Attila mengemati gelas whisky yang berada di tangannya, ia menuang sedikit dari botol dan menegak cepat-cepat.
“Itu urusan nanti.”
“Aku tahu kamu orang dengan perencanaan yang detail Tila. Ingat kita hidup bersama bukan hanya sejak kemarin sore saja.” Ucapku dengan gusar.
Attila meletakan botol whisky kembali ke tempatnya dan menarik kursi makan di sampingku.
“Tataplah mataku, apa aku tampak sedang berbohong?”
“Soal yang mana?” secara tidak sadar tubuhku menjauhi tubuhnya.
“Kamu mulai tidak yakin padaku?”
Aku membuang wajahku setelah mata kami bertubrukan, ia tampak jujur tapi waktu itu aku lupa bahwa ia seorang pembisnis dan pembisnis terlatih untuk dapat berkata jujur sekaligus berbohong dalam satu waktu bersamaan.
“Kamu juga tidak menjawab petanyaanku. Masihkah kamu mencintaiku?”
“Aku sudah mejawabnya tadi? Tidakkah itu cukup? Ya, masih. Cukup? Kalau sudah, aku tidak mau kamu membahas omong kosong lagi.”
Kalau aku ingat lagi sekarang, cara bicaranya padaku saat itu sudah bukan seperti cara bicara seorang suami yang mencintai istrinya tapi lebih seperti seorang atasan kepada bawahannya.
Aku mencoba untuk melupakan semua hal yang meresahakan hatiku, tapi semua hal yang meresahkan seperti ditarik oleh magnet gaib untuk terus menempel dan dekat-dekat denganku. Siang itu mobil Sasa mogok sedangkan anaknya harus segera dijemput, aku menawarkan tumpangan kepada mereka. Anak Sasa sungguh manis dan sopan, jika aku memiliki seorang anak aku ingin yang manis seperti dirinya. Tapi tampaknya itu hanya impian mahal yang tidak mungkin pernah bisa aku tebus. Aku sebetulnya juga tidak keberatan andai kata Attila menginginkan anak angkat, tapi tidak, dia juga tidak menginginkan anak yang bukan darah dagingnya sendiri, sampai kiamat sekalipun dia tidak akan pernah dapat menjangkau keinginannya yang itu.

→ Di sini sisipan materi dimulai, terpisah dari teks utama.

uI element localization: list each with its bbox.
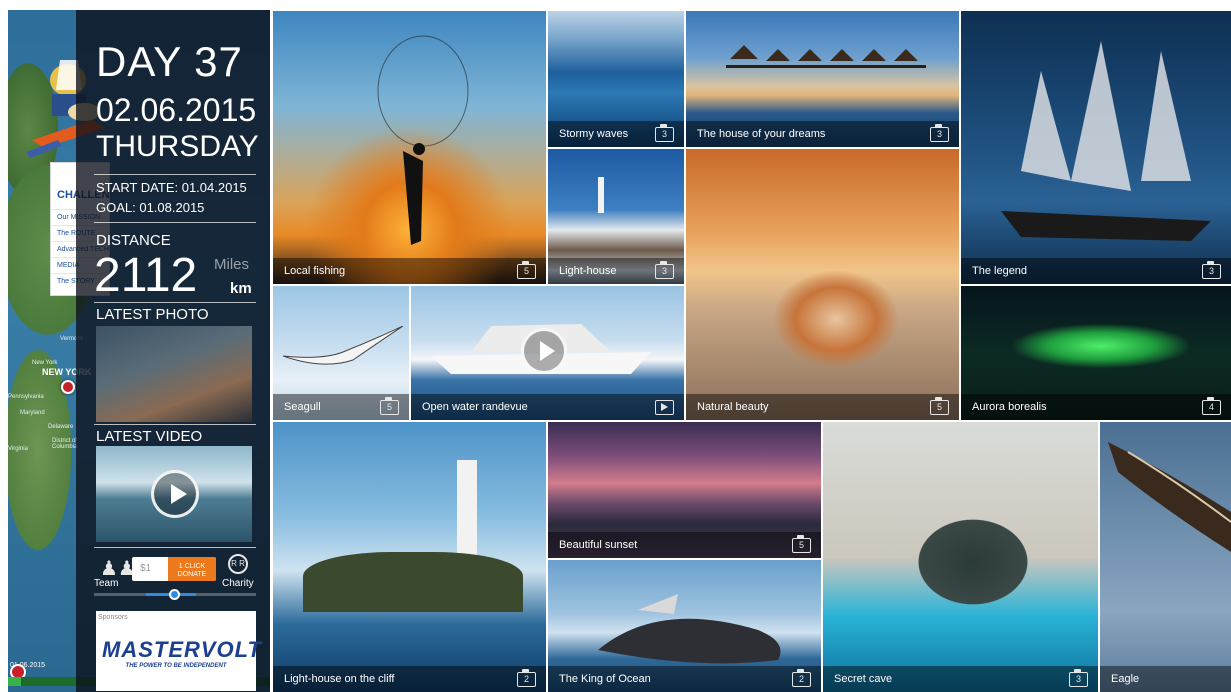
island-rock	[303, 552, 523, 612]
start-date: START DATE: 01.04.2015	[96, 180, 247, 195]
goal-date: GOAL: 01.08.2015	[96, 200, 205, 215]
photo-count-icon: 3	[1202, 261, 1221, 279]
photo-count-icon: 4	[1202, 397, 1221, 415]
latest-video-title: LATEST VIDEO	[96, 428, 203, 445]
photo-count-icon: 5	[792, 535, 811, 553]
play-icon[interactable]	[151, 470, 199, 518]
tall-ship-silhouette	[1001, 41, 1211, 241]
photo-count-icon: 5	[930, 397, 949, 415]
map-label-virginia: Virginia	[8, 446, 28, 452]
current-position-pin[interactable]	[61, 380, 75, 394]
bungalows-silhouette	[726, 45, 926, 68]
map-label-maryland: Maryland	[20, 410, 45, 416]
divider	[94, 547, 256, 548]
tile-caption: The King of Ocean	[559, 673, 651, 685]
gallery-tile-dream-house[interactable]: The house of your dreams 3	[686, 11, 959, 147]
tile-caption: The house of your dreams	[697, 128, 826, 140]
donate-widget: $1 1 CLICK DONATE	[132, 557, 216, 581]
tile-caption: Secret cave	[834, 673, 893, 685]
gallery-tile-king-of-ocean[interactable]: The King of Ocean 2	[548, 560, 821, 692]
tile-caption: Open water randevue	[422, 401, 528, 413]
sponsor-tagline: THE POWER TO BE INDEPENDENT	[125, 663, 227, 669]
lighthouse-shape	[598, 177, 604, 213]
latest-photo-thumbnail[interactable]	[96, 326, 252, 422]
gallery-tile-secret-cave[interactable]: Secret cave 3	[823, 422, 1098, 692]
gallery-tile-open-water[interactable]: Open water randevue	[411, 286, 684, 420]
gallery-tile-aurora[interactable]: Aurora borealis 4	[961, 286, 1231, 420]
video-type-icon	[655, 400, 674, 415]
photo-count-icon: 2	[792, 669, 811, 687]
team-label: Team	[94, 578, 119, 589]
distance-value: 2112	[94, 249, 198, 302]
tile-caption: The legend	[972, 265, 1028, 277]
tile-caption: Beautiful sunset	[559, 539, 638, 551]
day-counter: DAY 37	[96, 38, 243, 85]
gallery-tile-natural-beauty[interactable]: Natural beauty 5	[686, 149, 959, 420]
gallery-tile-beautiful-sunset[interactable]: Beautiful sunset 5	[548, 422, 821, 558]
seagull-shape	[283, 326, 403, 365]
distance-label: DISTANCE	[96, 232, 171, 249]
charity-icon[interactable]: R R	[228, 554, 248, 574]
sponsor-banner[interactable]: Sponsors MASTERVOLT THE POWER TO BE INDE…	[96, 611, 262, 691]
journey-info-panel: DAY 37 02.06.2015 THURSDAY START DATE: 0…	[76, 10, 270, 692]
divider	[94, 222, 256, 223]
latest-video-thumbnail[interactable]	[96, 446, 252, 542]
tile-caption: Eagle	[1111, 673, 1140, 685]
sponsors-label: Sponsors	[98, 614, 128, 621]
tile-caption: Local fishing	[284, 265, 346, 277]
donate-button[interactable]: 1 CLICK DONATE	[168, 557, 216, 581]
gallery-tile-seagull[interactable]: Seagull 5	[273, 286, 409, 420]
photo-count-icon: 3	[930, 124, 949, 142]
whale-shape	[598, 594, 781, 664]
photo-count-icon: 3	[655, 261, 674, 279]
tile-caption: Seagull	[284, 401, 321, 413]
photo-count-icon: 5	[380, 397, 399, 415]
fisherman-silhouette	[377, 35, 469, 245]
photo-count-icon: 3	[655, 124, 674, 142]
photo-count-icon: 2	[517, 669, 536, 687]
photo-count-icon: 3	[1069, 669, 1088, 687]
divider	[94, 302, 256, 303]
gallery-tile-local-fishing[interactable]: Local fishing 5	[273, 11, 546, 284]
tile-caption: Light-house	[559, 265, 617, 277]
map-label-pennsylvania: Pennsylvania	[8, 394, 44, 400]
video-play-icon[interactable]	[521, 328, 567, 374]
unit-miles-toggle[interactable]: Miles	[214, 256, 249, 273]
tile-caption: Natural beauty	[697, 401, 769, 413]
route-progress-fill	[8, 677, 22, 686]
eagle-wing-shape	[1108, 442, 1231, 552]
tile-caption: Aurora borealis	[972, 401, 1047, 413]
mastervolt-logo: MASTERVOLT	[102, 637, 262, 662]
unit-km-toggle[interactable]: km	[230, 280, 252, 297]
latest-photo-title: LATEST PHOTO	[96, 306, 209, 323]
divider	[94, 424, 256, 425]
tile-caption: Light-house on the cliff	[284, 673, 395, 685]
gallery-tile-stormy-waves[interactable]: Stormy waves 3	[548, 11, 684, 147]
charity-label: Charity	[222, 578, 254, 589]
gallery-tile-eagle[interactable]: Eagle	[1100, 422, 1231, 692]
map-label-delaware: Delaware	[48, 424, 74, 430]
gallery-tile-lighthouse-cliff[interactable]: Light-house on the cliff 2	[273, 422, 546, 692]
divider	[94, 174, 256, 175]
donation-split-handle[interactable]	[169, 589, 180, 600]
current-date: 02.06.2015	[96, 92, 257, 128]
current-weekday: THURSDAY	[96, 130, 259, 163]
gallery-tile-light-house[interactable]: Light-house 3	[548, 149, 684, 284]
donate-amount[interactable]: $1	[140, 563, 151, 574]
tile-caption: Stormy waves	[559, 128, 629, 140]
photo-count-icon: 5	[517, 261, 536, 279]
gallery-tile-the-legend[interactable]: The legend 3	[961, 11, 1231, 284]
map-label-new-york: New York	[32, 360, 58, 366]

Jarang-jarang mobil Attila terparkir di halaman rumah pada waktu siang hari dan di hari kerja malah, bukan suatu hal yang wajar. Pembantuku mengatakan, bapak pulang dari sebelum jam makan siang tadi dan langsung masuk ke kamar kerja dan belum keluar bahkan sampai sudah lewat jam empat. Aku mengetuk pintu kamar kerja dan tidak mendengar jawaban maka aku terpaksa membukanya dan ternyata tidak dikunci, Tila sedang telungkup di depan laptopnya. Aku mau menegurnya namun saat kulit kami bergesekan tubuhnya ternyata demam tinggi. Aku membangunkannya dan mengajaknya pergi ke dokter namun ia menolak dan ingin tidur saja. Aku merawatnya dengan telaten, mengganti kompresnya setiap beberapa menit sekali, menyuapinya dengan bubur encer, memberikannya obat dan memijat-mijat tangannya sampai ia tertidur.